“There is a tide in the affairs of men, Which taken at the flood, leads on to fortune. Omitted, all the voyage of their life is bound in shallows and in miseries. On such a full sea are we now afloat. And we must take the current when it serves, or lose our ventures.” – William Shakespeare
Increased Technology Demands
In the age of cryptocurrencies, artificial intelligence, data scraping, and advanced analytics, the accounting profession finds itself at a similar crossroads.

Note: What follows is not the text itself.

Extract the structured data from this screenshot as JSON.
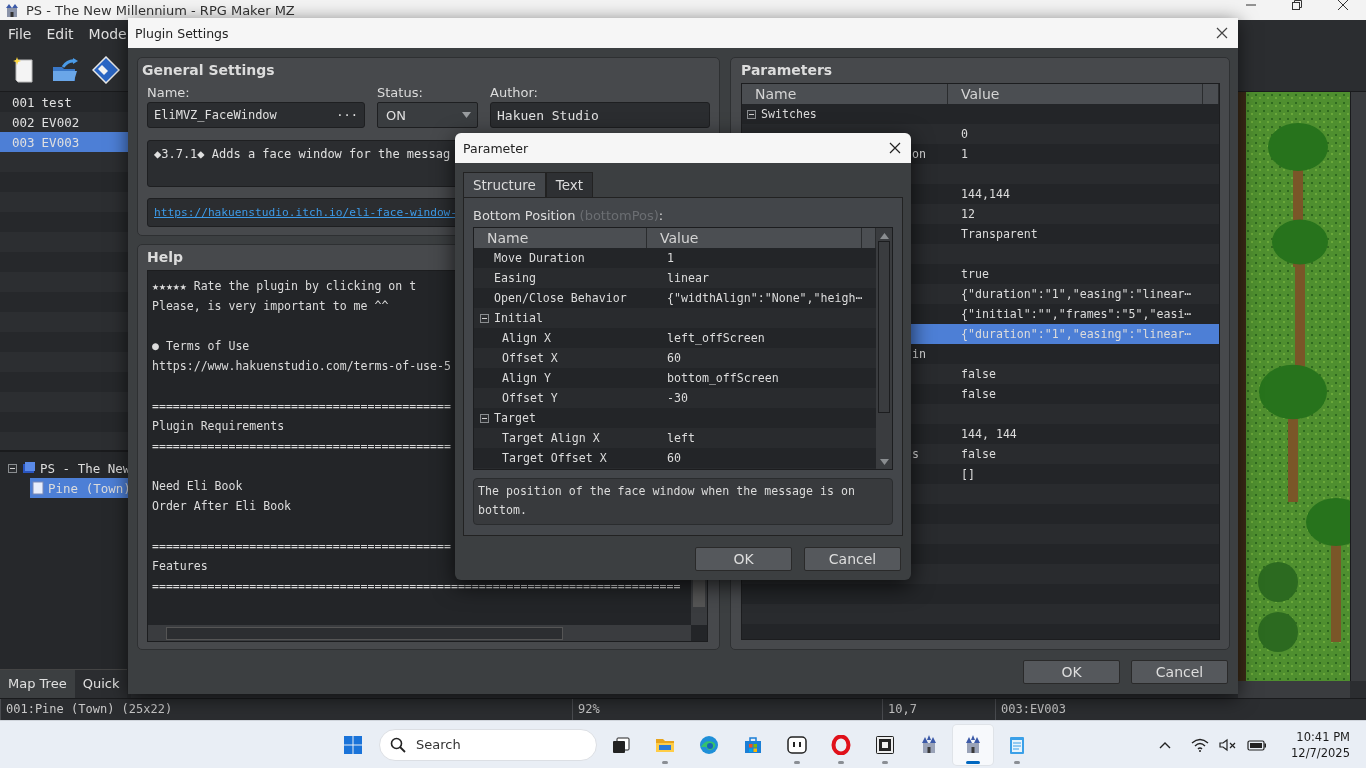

Decades after shedding the “numbers” stereotype (at least internally), the industry will once again rotate on its axis, a technological one.
“There was a day when there was a full-time position to calculate depreciation,” said Ryan Sells, an assurance partner at the public accounting firm of EKS&H, LLLP, at the 2017 AICPA Healthcare Conference.
“Now that is something we can put into a system and it spits it out in five minutes. We don’t need someone to spend their entire day doing that. Clearly, we are looking for different kinds of workers with a more technology focus.”
Sells isn’t alone. Last week, Deloitte released an article regarding a “framework for understanding the future of work.” In it, a prediction that technology would reshape every job. Do the benefits of such a transition outweigh the costs?
Mark Belfance, a Managing Partner at the accounting titan EY, sees it as a positive for both clients and employees. “When you take away the mundane, we get the opportunity to give our people differentiated experiences and they become those business advisors sooner. That’s what our clients want.”
Employers are raising expectations on the technological aptitude of their new hires, but the concern is that the educational curriculum in colleges and universities isn't keeping pace.
When asked about the potential gap, Belfance said, “For us, of course across many different practice groups, about 40% of the people we hire are non-accountants, as a firm. We are looking outside of traditional education programs.”
“When we do look at schools, we work with schools to create a different curriculum, a different programmatic experience for the students that gets them just outside of the accounting program. It is going to get them elements of law, elements of engineering, and elements of analytics. It is going to be slow. It is going to be really slow. But it is coming.”
Belfance might be accurate in his assessment, but in a world in which the worldwide management consulting firm, McKinsey&Company, estimates that 86% of current accounting jobs are susceptible to automation, really slow isn’t nearly fast enough.